Cameco: Why I Started Buying Uranium Stocks Today

by JDH on March 14, 2011

Almost three years has elapsed on this blog since I last mentioned uranium blue chip stock CCO.TO – Cameco Corp. (It was back on May 10, 2008 when I asked the question: Is this a sucker’s rally in uranium?) That’s a long time, but it’s not surprising. Cameco has had issues with it’s Cigar Lake mine, and uranium stocks in general have done nothing, or trended lower, for years.

Until today.

The tragic events in Japan have brought the nuclear industry back into the news, and the news reports I’ve watched have not been positive for the nuclear industry. All nuclear stocks got hammered today. Breathless reporters tell us that this is the end of the nuclear industry as we know it. So what did I do?

I bought Cameco.

Why? Because the time to buy is when there is “blood in the streets”, and there certainly was today. Here’s the chart:

Cameco Corp. Five Year Chart


Since the crash in 2008 Cameco has traded in an uptrend, although with lots of price swings. The uptrend remains intact, although we are now approaching the bottom of the channel. (The red circle is the price action on Monday). Obviously one of two things are likely to happen:

First, I will be wrong, and you will all ridicule me for trying to “catch a falling knife”. The more prudent course of action would be to wait a day or three to see where everything shakes out, and then start buying. That would be a logical approach, made even more logical by a viewing of the chart over the last month:

Cameco Corp. One Month Chart

Interestingly last week, before the earthquake, Cameco fell from a high of over $40 to a low of $36; that’s a 10% swing in one week, which is a lot for blue chip stock. Why was it dropping in advance of the big news? I have no idea; probably just coincidence.

Second, it’s possible I could be correct. Most uranium stocks dropped a lot today, but most of them closed at their highs for the day, meaning bargain hunters moved in. Obviously I was one of them.
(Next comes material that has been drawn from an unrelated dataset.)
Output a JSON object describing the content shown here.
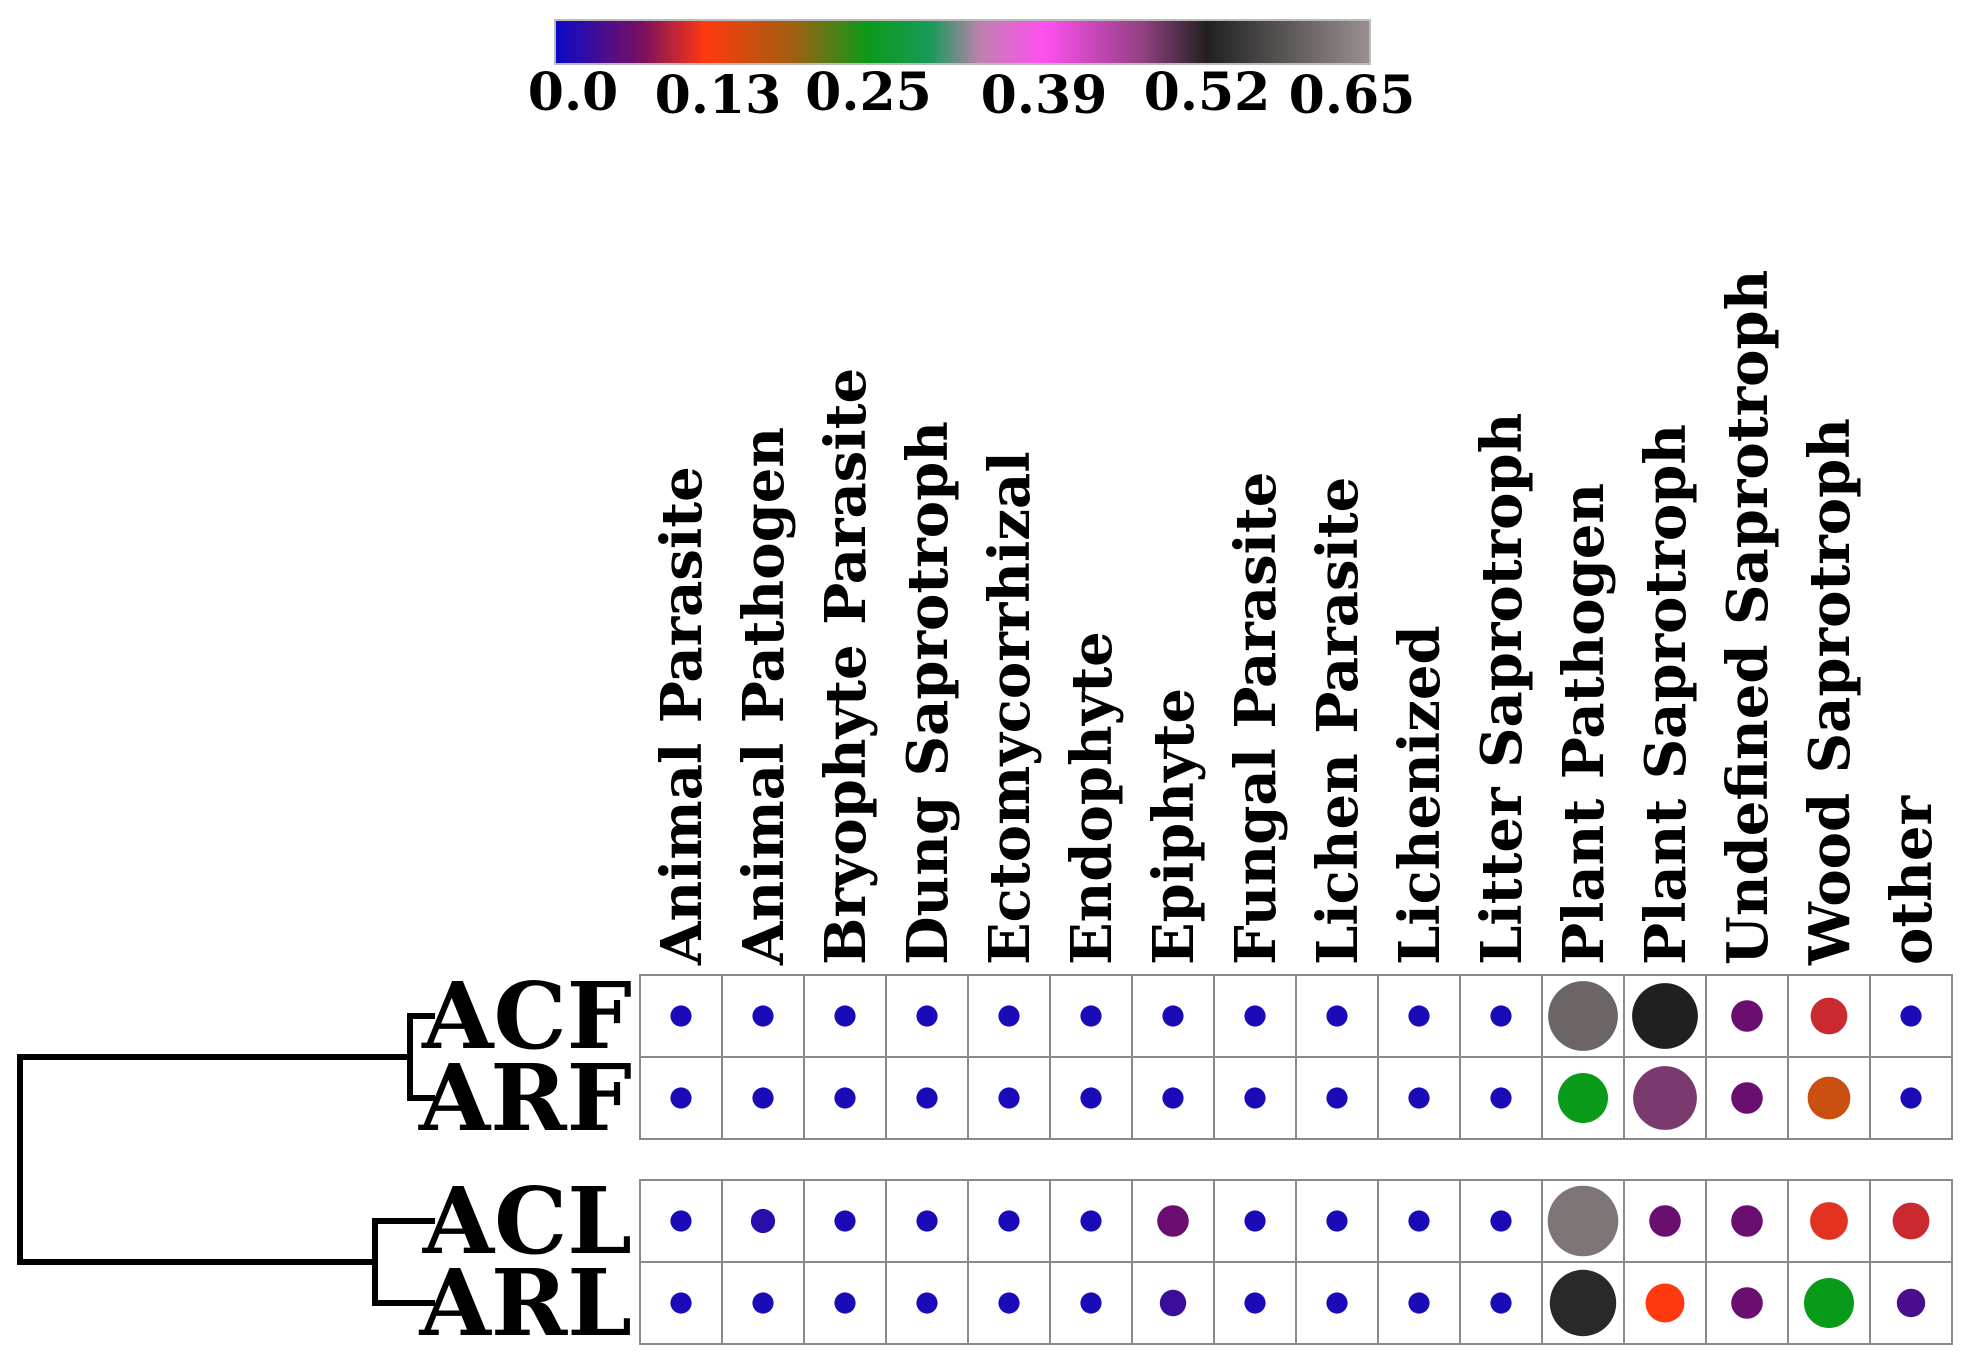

Well, sort of. I didn’t actually buy the stock, because further weakness is possible. Instead, in true gambler fashion, I bought the options.

For example, in one of my accounts I bought 5 contracts of the April 32 Cameco calls. I paid $1.50, and I completed the trade at 1:48 pm. My total investment, including commissions, was $766.24, so if I’m wrong, all I lose is $766. However, if Cameco goes back to the $40 price it touched last week, my options are worth at least $8 (calculated as the $40 share price less the $32 strike price), which is a nice little return on my money.

By the end of the day the bid ask was $1.45 to $1.76, so if we get any follow through to the upside in the next week or two, I will profit.

So even though I’m gambling by buying options, I’m not risking much, and the reward could be large.

One final thought: I totally disagree with all of the television talking heads who are calling this the end of the nuclear age. The nuclear age ended in the United States thirty years ago (do you remember when a new nuclear power plant was built in the U.S.?). It’s the rest of the world that is going nuclear, and for good reason: there is no other choice.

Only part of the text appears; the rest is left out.